In history, similarly, the study of warfare fell out of fashion and military history almost became extinct as a discipline. Fortunately, recently there has been a bit of a revival, both of military history and of anthropology of warfare. But I wonder, whether it will be sustained. If you study war, does it mean that you excuse it, or even worse, glorify it?
Warfare is a difficult subject to study, because it is so emotionally fraught. War brings out both the worst and the best sides of human nature. It is difficult to approach analytically and dispassionately. Furthermore, war has diverse effects on societies, some of them bad, and some good. I have been developing an argument (this is what I talked about during the debate) that warfare is the direct cause of the evolution of large-scale complex societies, and the chief selection force that held such societies together. This creative role of warfare has been explored by other colleagues, such as the economist Sam Bowles, anthropologist Peter Richerson, and historian Ian Morris. If this view is correct, then we should be careful about how we go about abolishing warfare. Clearly the great majority of people on Earth, including myself, want warfare to cease. But suppose we abolish warfare and the result is fragmenting societies and failed states. Then a new spiral of warfare will inevitably follow, so all our work will be in vain. History is full of well-intentioned interventions with pretty awful unintended consequences.
A discussion of this uncomfortable topic would be incomplete without addressing the disconnect between moral condemnation of war and the actual practice of it by our own society.

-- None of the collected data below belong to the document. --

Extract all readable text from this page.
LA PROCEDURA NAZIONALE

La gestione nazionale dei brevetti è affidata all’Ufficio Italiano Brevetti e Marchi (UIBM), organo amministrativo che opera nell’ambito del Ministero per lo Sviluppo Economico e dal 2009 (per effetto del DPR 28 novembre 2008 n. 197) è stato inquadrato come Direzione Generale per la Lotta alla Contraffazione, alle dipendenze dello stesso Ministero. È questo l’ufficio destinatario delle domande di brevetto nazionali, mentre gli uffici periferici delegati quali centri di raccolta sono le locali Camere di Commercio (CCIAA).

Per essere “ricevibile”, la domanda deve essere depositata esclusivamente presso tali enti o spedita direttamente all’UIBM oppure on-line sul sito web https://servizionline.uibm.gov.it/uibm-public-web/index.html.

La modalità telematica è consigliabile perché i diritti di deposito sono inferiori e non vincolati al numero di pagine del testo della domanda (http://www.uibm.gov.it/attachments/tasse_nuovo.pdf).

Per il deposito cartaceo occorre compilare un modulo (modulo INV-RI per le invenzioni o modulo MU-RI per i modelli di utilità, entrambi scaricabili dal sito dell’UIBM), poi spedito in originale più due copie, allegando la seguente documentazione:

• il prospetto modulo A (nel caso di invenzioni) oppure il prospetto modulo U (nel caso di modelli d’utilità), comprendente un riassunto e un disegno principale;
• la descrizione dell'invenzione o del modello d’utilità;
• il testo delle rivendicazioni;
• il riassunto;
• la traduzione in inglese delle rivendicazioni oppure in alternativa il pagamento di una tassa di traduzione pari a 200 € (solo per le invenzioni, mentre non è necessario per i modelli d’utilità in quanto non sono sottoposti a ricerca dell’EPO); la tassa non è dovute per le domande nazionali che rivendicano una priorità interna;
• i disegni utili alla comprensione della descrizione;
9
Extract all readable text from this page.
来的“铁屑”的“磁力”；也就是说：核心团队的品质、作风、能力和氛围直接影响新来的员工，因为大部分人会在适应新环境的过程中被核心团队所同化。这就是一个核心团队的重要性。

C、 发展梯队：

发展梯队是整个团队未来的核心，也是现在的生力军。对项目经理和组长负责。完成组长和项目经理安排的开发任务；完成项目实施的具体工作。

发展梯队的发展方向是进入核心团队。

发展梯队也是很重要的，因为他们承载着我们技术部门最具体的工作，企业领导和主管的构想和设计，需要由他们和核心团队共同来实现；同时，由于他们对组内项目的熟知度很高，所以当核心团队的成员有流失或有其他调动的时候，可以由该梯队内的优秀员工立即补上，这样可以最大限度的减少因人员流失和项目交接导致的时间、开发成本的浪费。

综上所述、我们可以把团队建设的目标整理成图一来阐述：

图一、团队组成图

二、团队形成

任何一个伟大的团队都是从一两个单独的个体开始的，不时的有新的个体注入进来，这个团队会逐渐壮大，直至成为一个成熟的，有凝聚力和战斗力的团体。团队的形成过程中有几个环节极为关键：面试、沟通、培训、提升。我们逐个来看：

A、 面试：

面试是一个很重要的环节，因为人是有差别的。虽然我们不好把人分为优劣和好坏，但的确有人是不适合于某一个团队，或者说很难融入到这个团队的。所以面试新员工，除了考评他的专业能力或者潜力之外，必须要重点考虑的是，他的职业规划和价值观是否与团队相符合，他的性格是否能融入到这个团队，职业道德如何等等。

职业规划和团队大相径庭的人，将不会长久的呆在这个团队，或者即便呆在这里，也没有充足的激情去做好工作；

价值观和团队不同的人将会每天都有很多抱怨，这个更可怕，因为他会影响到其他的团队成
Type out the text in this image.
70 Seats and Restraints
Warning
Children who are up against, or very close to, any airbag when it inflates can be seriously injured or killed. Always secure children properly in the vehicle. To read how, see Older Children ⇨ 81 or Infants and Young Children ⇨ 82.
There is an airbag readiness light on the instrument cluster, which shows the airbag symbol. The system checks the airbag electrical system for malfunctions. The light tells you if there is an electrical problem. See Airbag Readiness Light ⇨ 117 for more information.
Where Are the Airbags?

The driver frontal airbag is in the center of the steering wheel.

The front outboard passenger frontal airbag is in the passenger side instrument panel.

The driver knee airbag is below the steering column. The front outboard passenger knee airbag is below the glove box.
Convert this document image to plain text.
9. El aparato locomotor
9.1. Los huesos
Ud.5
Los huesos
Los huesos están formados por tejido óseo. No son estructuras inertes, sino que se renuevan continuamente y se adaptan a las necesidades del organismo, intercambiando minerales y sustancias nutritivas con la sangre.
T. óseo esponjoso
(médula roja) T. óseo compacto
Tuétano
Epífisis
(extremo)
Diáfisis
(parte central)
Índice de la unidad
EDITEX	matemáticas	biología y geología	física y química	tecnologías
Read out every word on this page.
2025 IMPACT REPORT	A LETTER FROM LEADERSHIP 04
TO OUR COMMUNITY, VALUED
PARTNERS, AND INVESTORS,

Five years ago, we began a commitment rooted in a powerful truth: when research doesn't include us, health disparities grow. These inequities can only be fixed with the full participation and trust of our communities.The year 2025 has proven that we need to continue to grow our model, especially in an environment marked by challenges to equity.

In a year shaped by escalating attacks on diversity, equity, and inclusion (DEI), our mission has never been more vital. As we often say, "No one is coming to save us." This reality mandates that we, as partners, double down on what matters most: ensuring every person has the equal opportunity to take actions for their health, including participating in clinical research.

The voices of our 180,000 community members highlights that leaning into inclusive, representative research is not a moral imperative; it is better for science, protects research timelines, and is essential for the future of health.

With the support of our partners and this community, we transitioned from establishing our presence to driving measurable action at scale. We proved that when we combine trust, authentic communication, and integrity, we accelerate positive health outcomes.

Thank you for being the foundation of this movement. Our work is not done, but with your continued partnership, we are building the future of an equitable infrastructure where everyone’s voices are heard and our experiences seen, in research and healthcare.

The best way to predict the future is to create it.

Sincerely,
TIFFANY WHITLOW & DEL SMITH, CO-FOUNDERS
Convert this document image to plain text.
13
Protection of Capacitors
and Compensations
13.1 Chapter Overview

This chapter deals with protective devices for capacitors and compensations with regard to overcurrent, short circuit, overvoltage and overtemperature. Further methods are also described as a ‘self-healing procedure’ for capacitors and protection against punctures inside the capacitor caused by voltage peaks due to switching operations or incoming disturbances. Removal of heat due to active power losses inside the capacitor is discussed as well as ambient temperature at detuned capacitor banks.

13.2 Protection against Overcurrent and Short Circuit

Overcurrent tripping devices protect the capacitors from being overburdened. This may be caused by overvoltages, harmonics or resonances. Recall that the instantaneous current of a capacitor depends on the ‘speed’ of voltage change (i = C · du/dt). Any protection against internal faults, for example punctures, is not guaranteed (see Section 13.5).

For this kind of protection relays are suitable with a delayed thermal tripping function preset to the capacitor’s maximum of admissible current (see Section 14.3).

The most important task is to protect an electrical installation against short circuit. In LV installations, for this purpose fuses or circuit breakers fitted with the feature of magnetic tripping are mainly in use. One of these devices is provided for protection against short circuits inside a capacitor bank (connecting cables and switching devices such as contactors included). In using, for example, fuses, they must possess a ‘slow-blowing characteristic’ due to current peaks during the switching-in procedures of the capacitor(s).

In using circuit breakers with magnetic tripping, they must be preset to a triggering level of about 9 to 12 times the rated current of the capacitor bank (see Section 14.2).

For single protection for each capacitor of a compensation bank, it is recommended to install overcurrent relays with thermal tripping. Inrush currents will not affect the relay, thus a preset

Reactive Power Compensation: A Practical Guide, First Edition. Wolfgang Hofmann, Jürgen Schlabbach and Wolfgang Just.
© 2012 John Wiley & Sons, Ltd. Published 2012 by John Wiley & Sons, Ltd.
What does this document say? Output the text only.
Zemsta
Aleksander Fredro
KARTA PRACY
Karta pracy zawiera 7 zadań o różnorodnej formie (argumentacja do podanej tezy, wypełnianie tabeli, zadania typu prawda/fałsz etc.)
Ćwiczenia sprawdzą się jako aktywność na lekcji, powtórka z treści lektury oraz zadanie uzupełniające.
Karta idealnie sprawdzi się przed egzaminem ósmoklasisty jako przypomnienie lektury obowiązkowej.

The USA spends nearly as much on what is called ‘defense’ as the rest of the world put together. And, as Madeleine Albright famously put it, what’s the point of having all these goodies if you don’t use them? So it should not come as a surprise that most current wars are either fought with US troops, or by various kinds of proxies.
This potent mixture of moral condemnation coexisting with energetic pursuit of war and the emotionally charged nature of the subject create a veritable mine field for social scientists brave enough (or foolish enough) to study war. But this subject is too important to be left entirely to politicians and other nonscientists.